THE mysterious disappearance of a 66ft maypole thrust the villages of Burnsall and Thorpe into the national limelight.

It was just before the 1991 May celebrations that Burnsall residents awoke to find that their maypole had gone missing.

The £150 pole had only been standing for nine months - bought with money raised by the community to replace a previous one that had blown down in high winds.

It had been cleaned and stripped for the May celebrations.

Meanwhile, one-and-a-half miles away in sleepy Thorpe, equally amazed residents woke to find a maypole, remarkably similar to the one that had stood in Burnsall, concreted into their village green and proudly flying the Union flag.

Villagers were, however, remaining tight-lipped, with nobody admitting seeing or hearing anything.

The saga of the missing maypole was suspiciously similar to an occurrence reported in 1804 and reproduced in the May 1991 parish magazine.

It told of a maypole at Burnsall being taken away in the dead of night by the merry cobblers from Thorpe. It remained undiscovered for some time much to the amusement of the Thorpe folk. However, "after a sharp encounter with those lads of the 'lapstone and leather', it was borne back in triumph amid victorious shouts of the boys of Burnsall and again fixed in its original position'."

And, nearly 200 years later, Burnsall residents were taking the latest disappearance as a bit of fun - but were keen to see the maypole returned or their £150 reimbursed.

Alan Stockdale, chairman of Burnsall Parish Meeting, said: "It was not totally unexpected, but I didn't think they would actually put it up. But it is all taken in the spirit intended - providing it is returned."

Over in Thorpe, villagers seemed quite taken with the new addition.

"We are getting to like the maypole," said Ken Gamble, chairman of the Thorpe Parish Meeting. "It looks very proud standing there and I think it is rather nice.

"I was seeing to sheep at about 10pm and I saw nothing in the village although the next morning, there it was concreted in. The people of Burnsall are pointing the finger at us, but I don't know how it got there. But it has been done professionally and has been put up straight as a die. There are even daffodils around it."

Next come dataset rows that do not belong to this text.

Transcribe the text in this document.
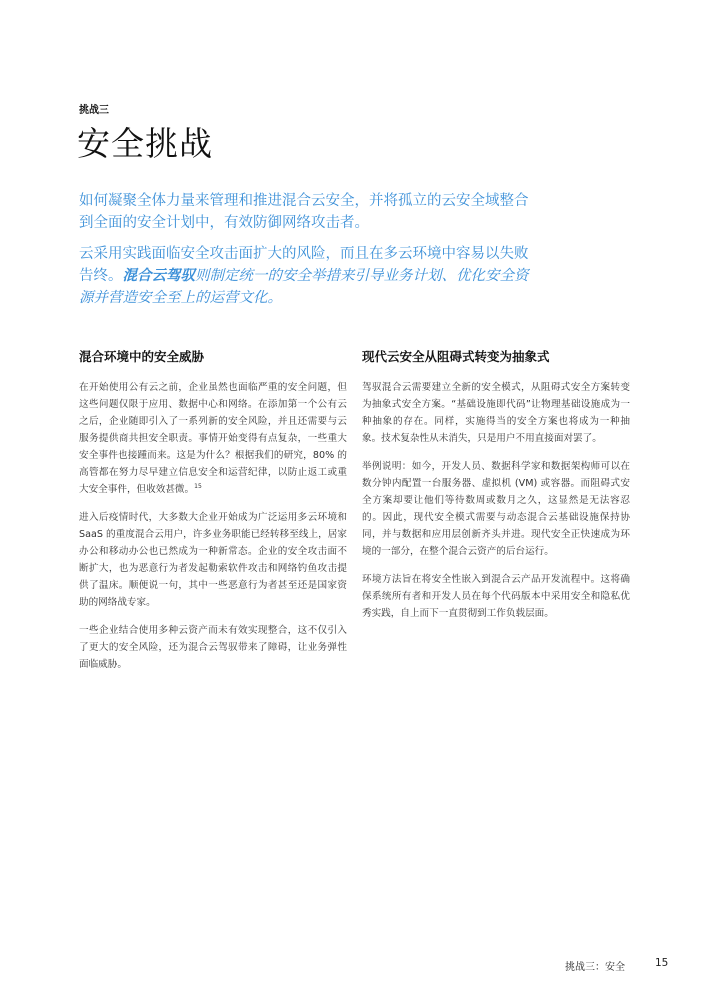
挑战三
安全挑战
如何凝聚全体力量来管理和推进混合云安全，并将孤立的云安全域整合到全面的安全计划中，有效防御网络攻击者。
云采用实践面临安全攻击面扩大的风险，而且在多云环境中容易以失败告终。混合云驾驭则制定统一的安全举措来引导业务计划、优化安全资源并营造安全至上的运营文化。
混合环境中的安全威胁

在开始使用公有云之前，企业虽然也面临严重的安全问题，但这些问题仅限于应用、数据中心和网络。在添加第一个公有云之后，企业随即引入了一系列新的安全风险，并且还需要与云服务提供商共担安全职责。事情开始变得有点复杂，一些重大安全事件也接踵而来。这是为什么？根据我们的研究，80% 的高管都在努力尽早建立信息安全和运营纪律，以防止返工或重大安全事件，但收效甚微。$^{15}$

进入后疫情时代，大多数大企业开始成为广泛运用多云环境和 SaaS 的重度混合云用户，许多业务职能已经转移至线上，居家办公和移动办公也已然成为一种新常态。企业的安全攻击面不断扩大，也为恶意行为者发起勒索软件攻击和网络钓鱼攻击提供了温床。顺便说一句，其中一些恶意行为者甚至还是国家资助的网络战专家。

一些企业结合使用多种云资产而未有效实现整合，这不仅引入了更大的安全风险，还为混合云驾驭带来了障碍，让业务弹性面临威胁。

现代云安全从阻碍式转变为抽象式

驾驭混合云需要建立全新的安全模式，从阻碍式安全方案转变为抽象式安全方案。“基础设施即代码”让物理基础设施成为一种抽象的存在。同样，实施得当的安全方案也将成为一种抽象。技术复杂性从未消失，只是用户不用直接面对罢了。

举例说明：如今，开发人员、数据科学家和数据架构师可以在数分钟内配置一台服务器、虚拟机 (VM) 或容器。而阻碍式安全方案却要让他们等待数周或数月之久，这显然是无法容忍的。因此，现代安全模式需要与动态混合云基础设施保持协同，并与数据和应用层创新齐头并进。现代安全正快速成为环境的一部分，在整个混合云资产的后台运行。

环境方法旨在将安全性嵌入到混合云产品开发流程中。这将确保系统所有者和开发人员在每个代码版本中采用安全和隐私优秀实践，自上而下一直贯彻到工作负载层面。

挑战三：安全	15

Retiring Burnsall vicar, the Rev Alan Whitworth, said he was sure the maypole would be returned.

And so it was, but not without the intervention of Burnsall residents. Three weeks after its disappearance, ten villagers, armed with ropes, ladders, a tractor digger and spades drove to Thorpe with the intention of returning it to its rightful place.

Structural engineer George Burfitt climbed the pole and fixed a rope around it so that it could be safely lowered to the ground. Four hours later it came down unharmed and was transported back to Burnsall, with one end on a trolley and the other in the back of a Land Rover.

However, what had started as a joke had turned sour, with residents of both Burnsall and Thorpe reportedly fed up of tourists invading the area, looking for the pole.

So did everyone live happily ever after? Not really.

Over Christmas 1997, the maypole was again brought down by high winds - and was mysteriously replaced by "an apology of a maypole".

Described as not much larger than a twig, it was not even half the size of the original and once again the finger was pointed at Thorpe, with Appletreewick also in the frame.

"Obviously, no-one is going to own up to putting it up," said the Herald's Burnsall correspondent Ed Williams. "It is only a tiny little thing, in fact it's an apology for a maypole - a disgrace!"

Just weeks later, the "imposter" was removed because residents thought it made them a laughing stock and, much to the merriment of the good folk of Thorpe, the village was left without a maypole until the summer of 1999 when a new pole was erected.

The work was carried out at 9pm one evening - "when the men of Thorpe were safely tucked up in bed with their cocoa and Noddy books" - and, to avoid any sabotage attempts, a news blackout was also imposed until the official unveiling.

But the Herald was on hand to record the auspicious occasion. The new maypole, topped by a splendid weathervane created by Nigel Daggett, was erected on top of a time capsule buried by the children of Burnsall School at the start of the decade.

"The good folk of Burnsall, pride restored, are keeping a close eye on their new edifice, mainly through the windows of campaign headquarters, the Red Lion," reported the Herald.